Esta versión pone el énfasis en el trabajo de argumentación que tiene lugar siempre en cualquier discusión filosófica, el trabajo de depuración del pensamiento, de ordenamiento de las ideas que es necesario para hablar con justeza. Hablar con justeza, hablar con verdad, he ahí el anhelo del filósofo. Porque ¿para qué ponernos a justificar nuestras creencias si no es para mostrarle a algún otro que hablamos con verdad, que no incurrimos en falsedad? O también para mostrarle a otro las razones por las cuales se equivoca. Y preguntémonos con sinceridad ¿cuándo nos interesa justificar lo que decimos y pensamos? ¿Cuándo hablamos de la película que más nos ha gustado? ¿Cuándo queremos referirnos a la exquisitez de un gusto de helado en particular? Puede ser. Pero también lo queremos hacer cuando disentimos con alguien respecto de cuál es la manera correcta de proceder, cuando se debe tomar una decisión de consecuencias importantes. Por eso a Platón lo obsesionaba la idea de que los filósofos manejaran los asuntos de Estado, porque en teoría por lo menos, parecen ser los que se encuentran mejor preparados para decir “lo que es bueno” para la ciudad, para la polis.
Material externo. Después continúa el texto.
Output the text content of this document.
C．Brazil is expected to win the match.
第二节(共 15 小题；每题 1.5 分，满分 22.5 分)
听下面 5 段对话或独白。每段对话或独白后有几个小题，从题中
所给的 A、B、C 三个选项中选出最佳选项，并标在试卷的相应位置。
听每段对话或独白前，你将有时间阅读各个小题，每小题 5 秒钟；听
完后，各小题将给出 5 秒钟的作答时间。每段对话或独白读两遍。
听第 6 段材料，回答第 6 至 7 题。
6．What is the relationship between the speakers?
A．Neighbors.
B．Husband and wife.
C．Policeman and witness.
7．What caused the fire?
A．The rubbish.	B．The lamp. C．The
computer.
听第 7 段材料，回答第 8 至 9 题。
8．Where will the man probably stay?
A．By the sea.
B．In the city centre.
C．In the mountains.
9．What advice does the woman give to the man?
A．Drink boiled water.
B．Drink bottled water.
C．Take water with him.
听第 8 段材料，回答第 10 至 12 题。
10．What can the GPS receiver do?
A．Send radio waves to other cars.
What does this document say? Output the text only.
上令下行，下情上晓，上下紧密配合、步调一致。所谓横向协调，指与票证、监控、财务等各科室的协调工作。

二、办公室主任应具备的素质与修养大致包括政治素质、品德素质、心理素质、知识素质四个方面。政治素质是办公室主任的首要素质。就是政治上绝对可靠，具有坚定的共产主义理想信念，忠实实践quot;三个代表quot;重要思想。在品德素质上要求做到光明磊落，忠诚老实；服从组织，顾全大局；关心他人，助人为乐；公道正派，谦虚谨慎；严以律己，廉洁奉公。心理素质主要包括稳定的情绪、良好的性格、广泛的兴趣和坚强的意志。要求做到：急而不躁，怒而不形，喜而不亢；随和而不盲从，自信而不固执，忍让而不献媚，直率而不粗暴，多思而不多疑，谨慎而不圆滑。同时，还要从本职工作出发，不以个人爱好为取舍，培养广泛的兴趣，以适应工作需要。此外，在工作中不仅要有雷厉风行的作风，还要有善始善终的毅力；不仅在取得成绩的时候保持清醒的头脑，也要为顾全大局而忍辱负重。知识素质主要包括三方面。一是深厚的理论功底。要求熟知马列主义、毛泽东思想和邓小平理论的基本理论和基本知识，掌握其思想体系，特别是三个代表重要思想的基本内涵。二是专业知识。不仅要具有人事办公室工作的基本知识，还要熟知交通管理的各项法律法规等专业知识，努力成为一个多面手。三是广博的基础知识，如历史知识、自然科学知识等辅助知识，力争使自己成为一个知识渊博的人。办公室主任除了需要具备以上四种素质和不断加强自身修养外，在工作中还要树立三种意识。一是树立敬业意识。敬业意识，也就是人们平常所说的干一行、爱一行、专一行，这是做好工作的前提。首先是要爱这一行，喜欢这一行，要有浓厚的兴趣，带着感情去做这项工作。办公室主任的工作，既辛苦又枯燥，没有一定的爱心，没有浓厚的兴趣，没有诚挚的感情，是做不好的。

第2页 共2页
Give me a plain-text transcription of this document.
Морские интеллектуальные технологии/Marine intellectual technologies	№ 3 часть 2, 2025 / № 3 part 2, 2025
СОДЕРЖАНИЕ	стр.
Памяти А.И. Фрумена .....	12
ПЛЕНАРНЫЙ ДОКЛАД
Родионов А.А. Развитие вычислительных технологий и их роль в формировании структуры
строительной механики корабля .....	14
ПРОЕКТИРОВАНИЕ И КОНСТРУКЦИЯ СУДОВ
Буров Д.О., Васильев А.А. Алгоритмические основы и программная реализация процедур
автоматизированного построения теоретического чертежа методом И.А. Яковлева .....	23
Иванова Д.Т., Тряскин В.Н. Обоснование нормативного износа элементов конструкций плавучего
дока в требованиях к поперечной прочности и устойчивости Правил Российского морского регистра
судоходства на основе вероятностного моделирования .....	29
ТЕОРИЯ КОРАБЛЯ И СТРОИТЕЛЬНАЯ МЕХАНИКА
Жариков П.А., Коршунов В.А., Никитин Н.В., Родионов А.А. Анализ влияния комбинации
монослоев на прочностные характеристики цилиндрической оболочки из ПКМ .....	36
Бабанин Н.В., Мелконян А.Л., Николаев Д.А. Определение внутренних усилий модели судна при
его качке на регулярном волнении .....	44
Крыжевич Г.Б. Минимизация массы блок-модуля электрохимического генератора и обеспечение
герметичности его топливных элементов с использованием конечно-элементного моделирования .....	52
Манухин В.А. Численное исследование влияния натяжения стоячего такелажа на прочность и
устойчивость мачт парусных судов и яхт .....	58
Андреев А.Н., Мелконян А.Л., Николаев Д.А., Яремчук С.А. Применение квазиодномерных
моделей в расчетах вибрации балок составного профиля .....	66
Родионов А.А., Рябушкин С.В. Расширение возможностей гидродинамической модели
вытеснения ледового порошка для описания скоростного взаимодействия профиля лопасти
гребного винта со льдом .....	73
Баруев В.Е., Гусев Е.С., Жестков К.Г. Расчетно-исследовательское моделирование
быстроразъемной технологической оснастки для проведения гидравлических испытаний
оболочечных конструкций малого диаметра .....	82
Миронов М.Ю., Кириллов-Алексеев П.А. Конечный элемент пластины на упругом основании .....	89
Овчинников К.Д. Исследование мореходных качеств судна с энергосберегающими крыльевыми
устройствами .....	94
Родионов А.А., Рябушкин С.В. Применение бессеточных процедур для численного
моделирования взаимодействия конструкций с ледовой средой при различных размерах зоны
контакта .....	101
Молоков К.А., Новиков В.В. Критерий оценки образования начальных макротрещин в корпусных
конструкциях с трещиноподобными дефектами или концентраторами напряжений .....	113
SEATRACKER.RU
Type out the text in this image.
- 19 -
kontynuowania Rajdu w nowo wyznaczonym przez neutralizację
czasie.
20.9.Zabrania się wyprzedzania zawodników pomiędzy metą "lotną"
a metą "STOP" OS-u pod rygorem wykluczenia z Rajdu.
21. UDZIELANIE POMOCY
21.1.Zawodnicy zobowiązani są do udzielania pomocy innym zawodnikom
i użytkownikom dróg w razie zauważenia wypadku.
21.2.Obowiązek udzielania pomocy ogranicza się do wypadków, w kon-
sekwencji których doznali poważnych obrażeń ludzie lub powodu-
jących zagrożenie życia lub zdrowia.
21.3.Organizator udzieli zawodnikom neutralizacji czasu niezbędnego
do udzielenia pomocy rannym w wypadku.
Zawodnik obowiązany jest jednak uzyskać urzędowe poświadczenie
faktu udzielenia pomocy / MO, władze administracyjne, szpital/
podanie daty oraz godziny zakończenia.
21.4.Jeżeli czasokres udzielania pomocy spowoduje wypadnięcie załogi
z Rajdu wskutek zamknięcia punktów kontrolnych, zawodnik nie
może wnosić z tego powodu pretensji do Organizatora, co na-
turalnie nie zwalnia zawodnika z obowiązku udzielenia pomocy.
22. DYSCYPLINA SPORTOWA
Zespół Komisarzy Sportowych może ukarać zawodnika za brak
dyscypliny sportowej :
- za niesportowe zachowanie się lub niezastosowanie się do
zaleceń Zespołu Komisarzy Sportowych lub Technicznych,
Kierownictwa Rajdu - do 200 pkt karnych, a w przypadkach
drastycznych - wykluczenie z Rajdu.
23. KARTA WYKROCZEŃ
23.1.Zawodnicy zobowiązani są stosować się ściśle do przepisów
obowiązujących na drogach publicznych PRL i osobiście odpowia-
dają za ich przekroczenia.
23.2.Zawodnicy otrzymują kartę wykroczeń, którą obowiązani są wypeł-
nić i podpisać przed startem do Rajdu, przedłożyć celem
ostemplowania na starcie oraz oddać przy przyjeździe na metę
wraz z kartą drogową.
Si pensamos que la filosofía puede ayudarnos en esta empresa de justificar lo que creemos a través de argumentos, y si eso es también lo que por lo general queremos los seremos humanos cuando entramos en una disputa con alguien que nos contradice, entonces tendremos que estar de acuerdo en que esta actividad llamada “filosofar”, debe ser de la mayor utilidad. Ahora se ha mostrado también como una herramienta de la cual echar mano dentro de una sociedad democrática. Incluso cuando pensemos que también es un fin en sí misma, como dijimos al principio, debemos reconocer que la filosofía “sirve para algo”.
Rescatemos del exilio temporario al filósofo, recibámoslo con los brazos abiertos, y no nos espantemos si no nos sabe decir lo que sabe, si como Sócrates sólo nos ofrece un “sólo sé que no sé nada”, acaso él pueda ayudarnos a nosotros a saber mejor lo que creemos.